The architectural style of the terra-cotta-faced theatre has been described as "Byzantine-Romanesque-Indo-Hindu-Sino-Moorish-Persian-Eclectic-Rococo-Deco" by David W. Dunlap of the New York Times, who wrote later that Lamb borrowed from:
the Alhambra in Spain, the Kailasa rock-cut shrine in India, and the Wat Phra Keo temple in Thailand, adding Buddhas, bodhisattvas, elephants, and honeycomb stonework in an Islamic pattern known as muqarnas.

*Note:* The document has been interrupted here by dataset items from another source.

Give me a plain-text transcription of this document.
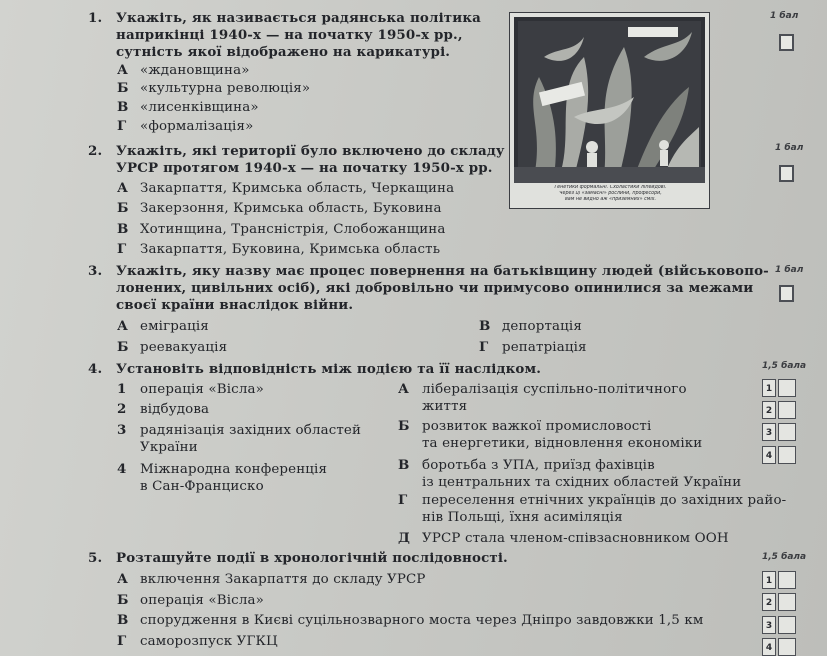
1. Укажіть, як називається радянська політика
наприкінці 1940-х — на початку 1950-х рр.,
сутність якої відображено на карикатурі.
1 бал
А «ждановщина»
Б «культурна революція»
В «лисенківщина»
Г «формалізація»
Генетики формальні. Схоластики ліпейдові.
Через ці «замасні» рослини, професори,
вам не видно аж «приземних» сміх.
2. Укажіть, які території було включено до складу
УРСР протягом 1940-х — на початку 1950-х рр.
1 бал
А Закарпаття, Кримська область, Черкащина
Б Закерзоння, Кримська область, Буковина
В Хотинщина, Транснiстрія, Слобожанщина
Г Закарпаття, Буковина, Кримська область
3. Укажіть, яку назву має процес повернення на батьківщину людей (військовопо-
лонених, цивільних осіб), які добровільно чи примусово опинилися за межами
своєї країни внаслідок війни.
1 бал
А еміграція	В депортація
Б реевакуація	Г репатріація
4. Установіть відповідність між подією та її наслідком.	1,5 бала
1 операція «Вісла»
2 відбудова
3 радянізація західних областей
України
4 Міжнародна конференція
в Сан-Франциско
А лібералізація суспільно-політичного
життя
Б розвиток важкої промисловості
та енергетики, відновлення економіки
В боротьба з УПА, приїзд фахівців
із центральних та східних областей України
Г переселення етнічних українців до західних райо-
нів Польщі, їхня асиміляція
Д УРСР стала членом-співзасновником ООН
1
2
3
4
5. Розташуйте події в хронологічній послідовності.	1,5 бала
А включення Закарпаття до складу УРСР
Б операція «Вісла»
В спорудження в Києві суцільнозварного моста через Дніпро завдовжки 1,5 км
Г саморозпуск УГКЦ
1
2
3
4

The AIA Guide to New York City calls it "Cambodian neo-Classical" and invites a comparison to Lamb's Loew's Pitkin Theatre in Brownsville, Brooklyn. Lamb wrote that "Exotic ornaments, colors and scenes are particularly effective in creating an atmosphere in which the mind is free to frolic and becomes receptive to entertainment."The interior features a "palatial" staircase. A cupola on the building's northeast corner, at Wadsworth Avenue and West 176th Street, is topped by a "Miracle Star of Faith," visible from the George Washington Bridge.
While the United Christian Evangelistic Association continues to own the theater, the recently inaugurated rock concerts presented there have been produced by Andy Feltz, formerly of the Beacon Theatre.Musical performers since 2007 include Vampire Weekend, Eddie Vedder, Neil Young, Sonic Youth, Bloc Party, Bob Dylan, Adele, The Smashing Pumpkins, Beck, Sigur Rós, Jackson Browne, Alex Campos, Björk, Allman Brothers Band, Iggy and the Stooges, Modest Mouse, The Black Crowes, Arcade Fire and Kraftwerk.
In 2007, Sir Simon Rattle appeared at the theatre conducting the Berlin Philharmonic in Igor Stravinsky's ballet The Rite of Spring danced by public school students and choreographed by Royston Maldoom.The following year, a performance of Leonard Bernstein's Mass was given as part of the celebration of the 90th anniversary of that composer's birth. In addition, recitals, classes and lectures have also been presented at the theatre, and the TV show Smash has used the theatre to film its fictional Broadway production Bombshell.
In 2013 limited film screenings returned to the Palace.